On Monday this week landless people – many of them youth – in Katima Mulilo stormed the municipal offices and physically abused town CEO Charles Nawa over the non-availability of residential land at the town.
Police had to use teargas to disperse the angry mob.
Subsequently, Urban and Rural Development Minister Sophia Shaningwa described the Katima incident as “too serious” and urged State House to intervene.
The decision for the executive and legislature committees to team up over land was revealed after DTA leader McHenry Venaani tabled a motion on Urban Land Resettlement Scheme and Social Housing Alternatives.
While the DTA leader was motivating his motion, Prime Minister Saara Kuugongelwa-Amadhila intervened to inform lawmakers
that Cabinet had already established a committee that is dealing with the very same issue that Venaani was addressing.
The motion was then referred to parliament’s committees on natural resources, human resources, and social and community development.
The committees will at a yet-to-be decided date meet with the cabinet committee tasked to handle land matters.
Kuugongelwa-Amadhila said the cabinet committee which consists of Deputy Prime Minister Netumbo Nandi-Ndaitwah, Attorney General General Sacky Shangala and the ministers heading Urban and Rural Development (Sophia Shaningwa) and Land Reform (Utoni Nujoma) will come up with proposals ranging from repealing land-related laws, funding approaches and how to accelerate the provision of serviced land.
“This is an issue that government has been preoccupied with. We will at the appropriate time brief parliament as to what is in the pipeline on how government is dealing with the land issue, be it urban or commercial land. If we continue with this motion we might end up making the same proposals,” said the prime minister.
“The land issue is a crucial one therefore the committees (parliamentary and cabinet) should meet to see if there are any additional proposals so that we can unblock the system,” further stated the prime minister.
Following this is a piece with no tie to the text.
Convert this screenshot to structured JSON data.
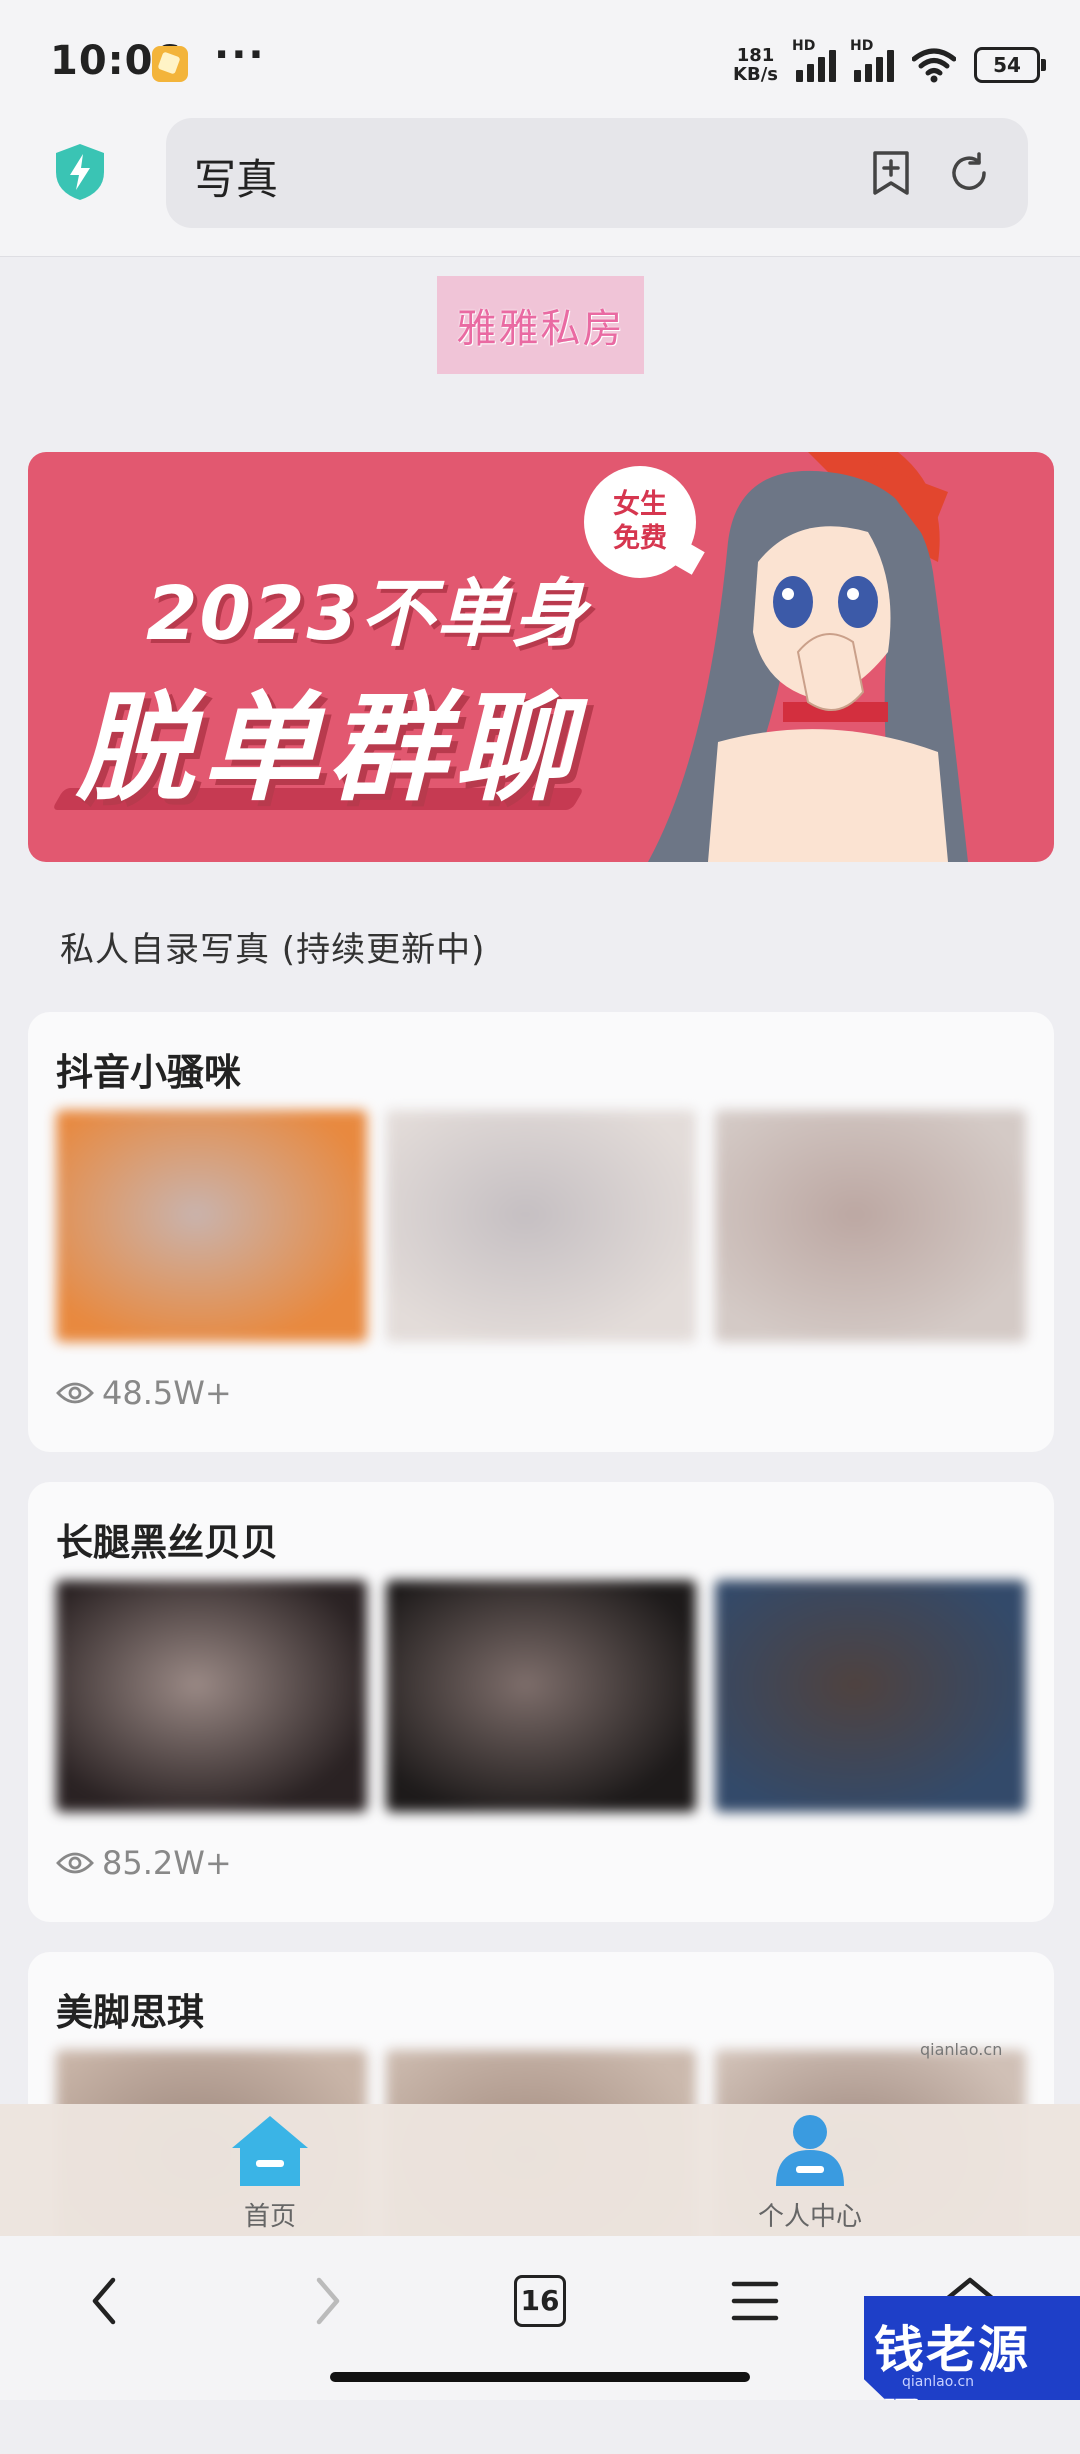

While motivating the motion, Venaani said the greatest problem is that the housing and property fraternity have treated housing as a speculative market where capitalist forces of demand and supply are allowed to control the market.
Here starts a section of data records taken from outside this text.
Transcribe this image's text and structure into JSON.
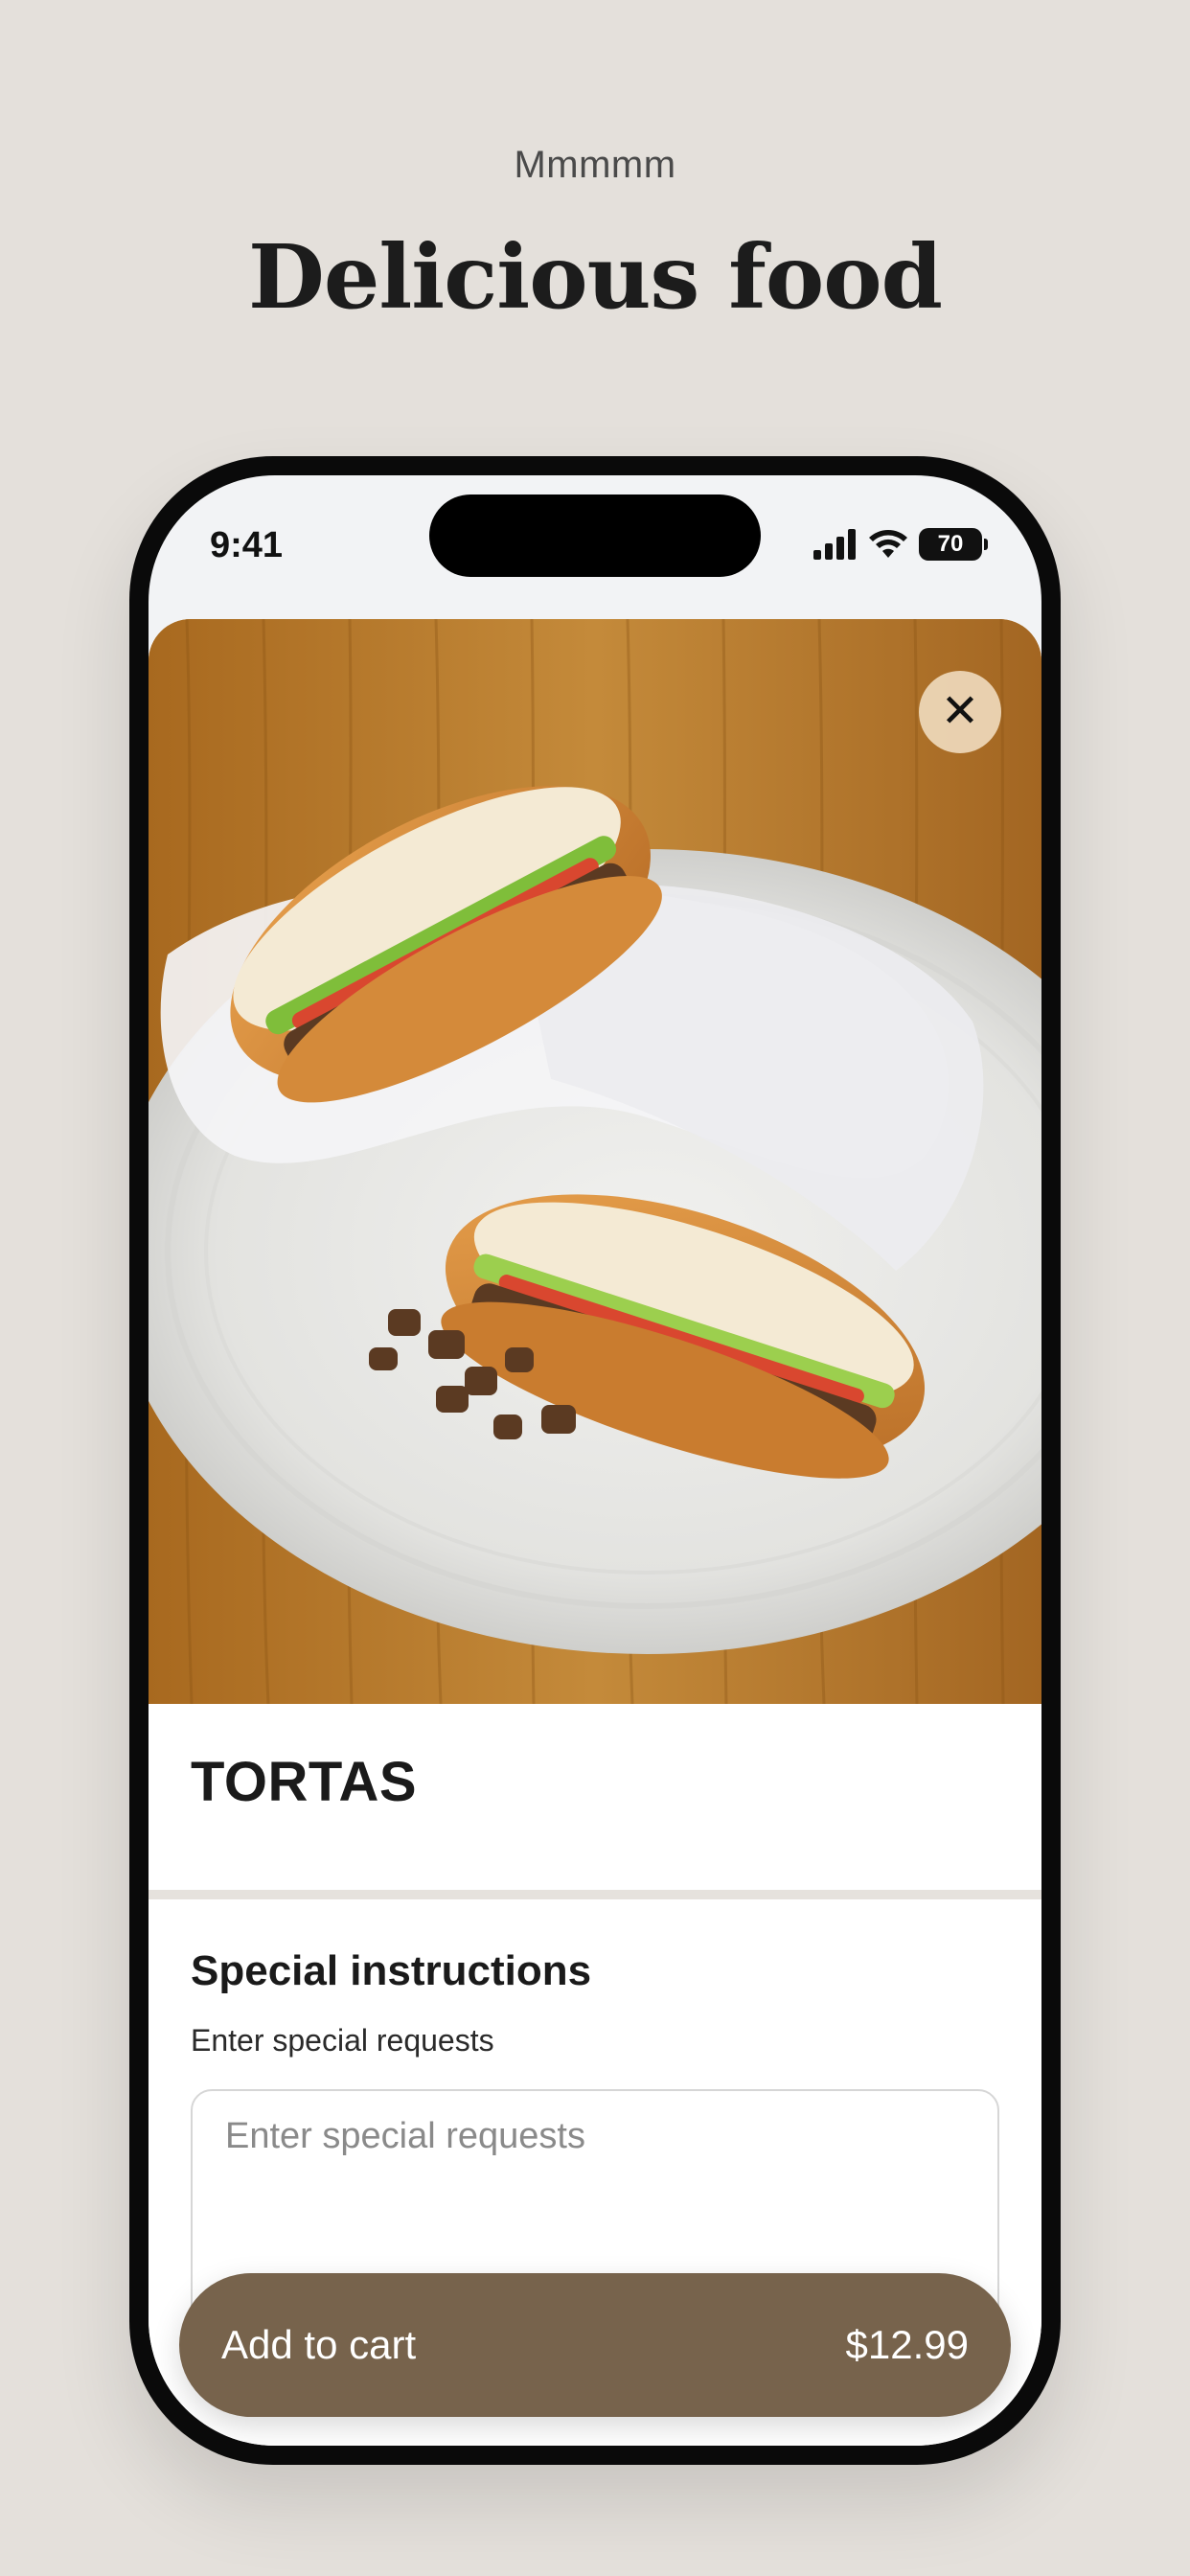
{
  "promo": {
    "eyebrow": "Mmmmm",
    "title": "Delicious food"
  },
  "status_bar": {
    "time": "9:41",
    "battery": "70"
  },
  "item": {
    "image_icon": "torta-sandwich-photo",
    "close_icon": "close-icon",
    "title": "TORTAS"
  },
  "special_instructions": {
    "title": "Special instructions",
    "subtitle": "Enter special requests",
    "placeholder": "Enter special requests"
  },
  "cart": {
    "label": "Add to cart",
    "price": "$12.99"
  },
  "colors": {
    "background": "#e4e0db",
    "accent_button": "#77634c",
    "close_button": "#ecd6b6"
  }
}
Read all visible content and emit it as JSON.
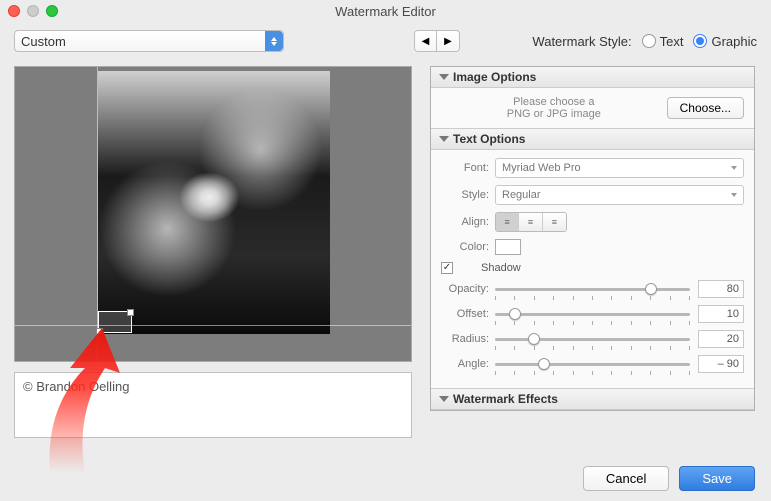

“In our Constitution housing or the right to own property is classified as a fundamental human right, which is the crux of the problem. We can only begin to fix this problem once we begin to look at housing in its proper constitutional perspective and government and all the relevant stakeholders accept the mandate that comes with that,” he said.
He also echoed what many government critics said in recent years – that the simple truth is there are (powerful) people with vested interests in ensuring the situation does not change. One does not need to bring up how many political office-bearers and other high ranking government officials have directly benefitted and accumulated their wealth from profits derived from the property market.
Venaani said there is a need to formulate policies and laws that ensure equitable access to housing so that first-time buyers and the homeless are given preference to those who already own homes or who buy residential erven to build flats and sublet them.
He also proposed the introduction of rental caps and adequate rental regulations and laws to protect tenants.
The partnership of the parliamentary and cabinet committees comes just over a month before a planned mass land occupation to be led by the Affirmative Repositioning movement.
The planned land occupation is slated for July 31, a day on which about 35 000 people who have submitted their applications for erven at various town councils and local authorities countrywide are planning to occupy vacant plots in towns across the country.